Is it possible to run clustering methods by only knowing the distance between pair of points?

Question

By knowing each data point's coordinate, it is easy to apply them with clustering methods as k-means etc. By if the case is we only know the distances between each pair of data points without knowing the definite location coordinate of every data point, is it possible to apply any clustering methods in this case?

Answer 1

K-Medoids

It would be possible with an adapted semi-supervised K-Means, also known as K-Medoids.

The tricky part with K-Means is that you do not know the centroids. However, you could hot start by assuming that some of your data points are centroids. Then, when figuring the new centroid at each iteration, instead of figuring out the "imaginary" central position, pick the point in the cluster that minimizes the sum to all other points in the cluster.

Hierarchical Clustering

You could also try a hierarchical clustering method. One example is the AgglomerativeClustering from Scikit-Learn. The idea is that you start merging points that minimize their linkage distance. Then, there is a certain criteria for determining points that are "too far away" and a new cluster should be created.

This is the fit() method documentation.

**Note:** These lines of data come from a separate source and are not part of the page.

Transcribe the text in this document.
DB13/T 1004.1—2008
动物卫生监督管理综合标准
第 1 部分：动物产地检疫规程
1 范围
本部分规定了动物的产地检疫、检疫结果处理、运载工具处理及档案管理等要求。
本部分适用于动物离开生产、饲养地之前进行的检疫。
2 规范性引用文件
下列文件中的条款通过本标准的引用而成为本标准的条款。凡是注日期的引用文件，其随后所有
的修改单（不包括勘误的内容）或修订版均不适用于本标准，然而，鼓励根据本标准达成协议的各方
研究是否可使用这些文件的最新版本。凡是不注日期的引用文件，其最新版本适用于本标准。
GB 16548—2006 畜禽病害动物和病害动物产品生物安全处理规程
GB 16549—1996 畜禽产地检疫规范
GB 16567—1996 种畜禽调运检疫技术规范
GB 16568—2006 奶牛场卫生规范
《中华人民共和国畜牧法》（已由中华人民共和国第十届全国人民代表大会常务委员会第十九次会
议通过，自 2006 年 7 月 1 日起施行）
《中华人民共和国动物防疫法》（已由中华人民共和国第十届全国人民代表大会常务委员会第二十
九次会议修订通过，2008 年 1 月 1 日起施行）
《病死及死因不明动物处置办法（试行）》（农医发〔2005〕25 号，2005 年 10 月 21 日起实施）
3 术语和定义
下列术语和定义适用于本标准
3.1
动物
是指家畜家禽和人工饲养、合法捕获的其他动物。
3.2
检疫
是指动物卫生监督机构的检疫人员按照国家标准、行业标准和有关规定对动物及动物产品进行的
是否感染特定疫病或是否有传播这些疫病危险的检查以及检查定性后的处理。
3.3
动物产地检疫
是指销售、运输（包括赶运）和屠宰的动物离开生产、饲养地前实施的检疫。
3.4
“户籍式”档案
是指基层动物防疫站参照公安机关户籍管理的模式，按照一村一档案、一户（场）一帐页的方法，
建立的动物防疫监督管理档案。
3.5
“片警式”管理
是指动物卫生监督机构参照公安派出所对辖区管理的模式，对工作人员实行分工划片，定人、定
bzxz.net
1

Notice how you can either pass the instance features or the distance matrix between instances.

Answer 2

Yes it is possible however not all algorithms support this. For example, k-means will not be able to do this, because k-means use centroid which is an "imaginary" point on the space, hence inferring distance from this point to another point on the dataset is not possible without knowing the location of every datapoints. On the other hand, DBScan is able to do this, because this algorithm essentially perform union of set of points that are close to each other.

In general, you might want to understand roughly how each algorithm work to "guess" whether this behaviour is supported. You can also check the documentation for example sklearn's documentation.